Strawberry received ¼ of the votes. To convert a fraction to a percent, Finn can make an equivalent, or equal, fraction with a denominator of 100, since percents are always out of a total of 100.

How can he multiply 4 to get 100? 4 times 25 equals 100. Now do the same thing with the numerator. 1 times 25 equals 25.

Because percents are out of 100, we can just look at the numerator, the top number of the fraction, to get our percentage: 25% of the votes were for strawberry ice cream.

Now let's look at cookie dough, which had 0.27 of the votes. To convert a decimal to a percent, Duke will multiply by 100. Want an easy way to do this? Simply move the decimal point two spaces to the right.

27% of the votes were for cookie dough.

Now that they have all the flavors of ice cream in percent form, they can easily compare them to figure out which flavor was the favorite. Percentages are compared just like whole numbers. We can put them in order from least to greatest.

Here are the flavors of ice cream in order from least favorite to most favorite:

- 25% of students liked strawberry ice cream
- 27% of students liked cookie dough ice cream
- 48% of students liked mint chocolate chip ice cream

Mint chocolate chip was the favorite flavor of ice cream at the school.

Hmm, maybe you don't really need superpowers to solve this problem after all! Let's take a look at more practice problems.

The students at Sun Elementary School were surveyed on their favorite subject. One-fifth (1/5) prefer math, 0.35 prefer science, and 45% prefer reading. Can you order the subjects from least favorite to most favorite?

Remember that to convert a fraction to a percent we need a denominator of 100. So, 5 times what number gives us 100? 5 times 20 equals 100.

Therefore, 20% of students like math.

Now let's look at science, which was preferred by 0.35 of students. Do you remember the trick for converting decimals to percents? Multiply by 100, which you can easily do by moving the decimal point two spaces to the right.

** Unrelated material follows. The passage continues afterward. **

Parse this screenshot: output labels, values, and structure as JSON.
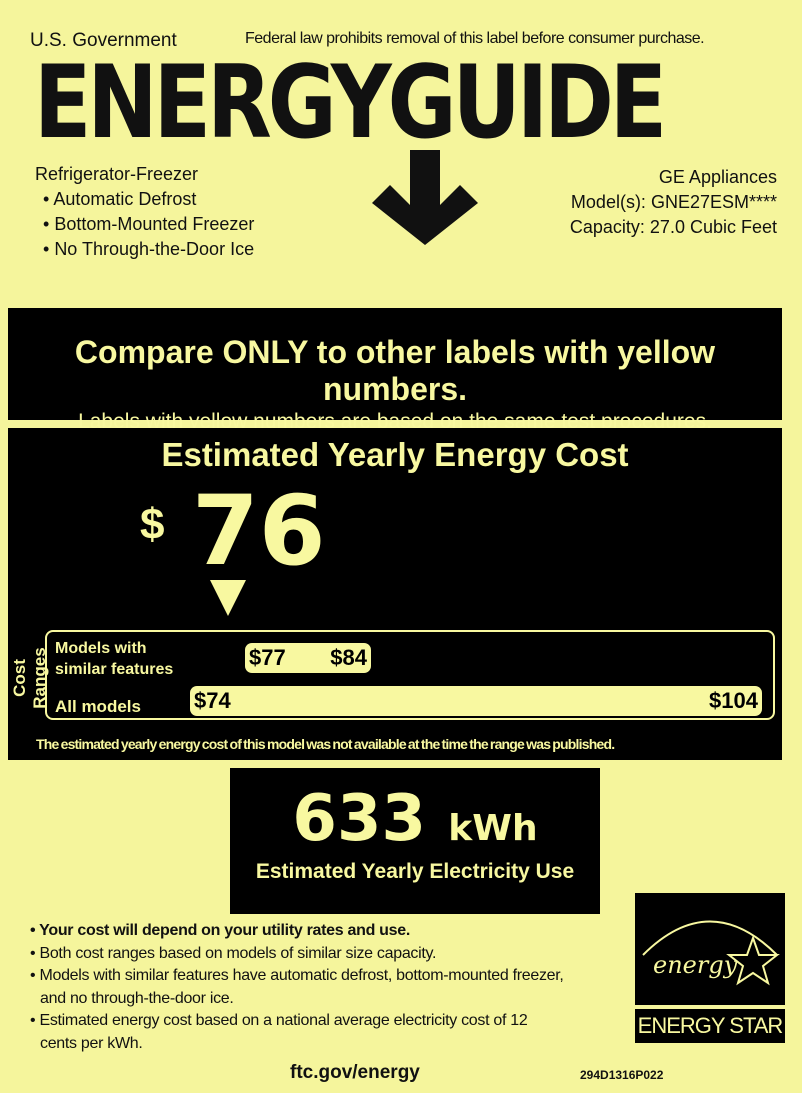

35% of students prefer science.

Put the percentages in order from least to greatest to show which subjects students preferred:

- 20% preferred math
- 35% preferred science
- 45% preferred reading

Fractions, decimals, and percentages can be compared when we **convert**, or change, them to the same form. Usually, we convert to percentages because they're the easiest to compare. We can compare percentages just like whole numbers.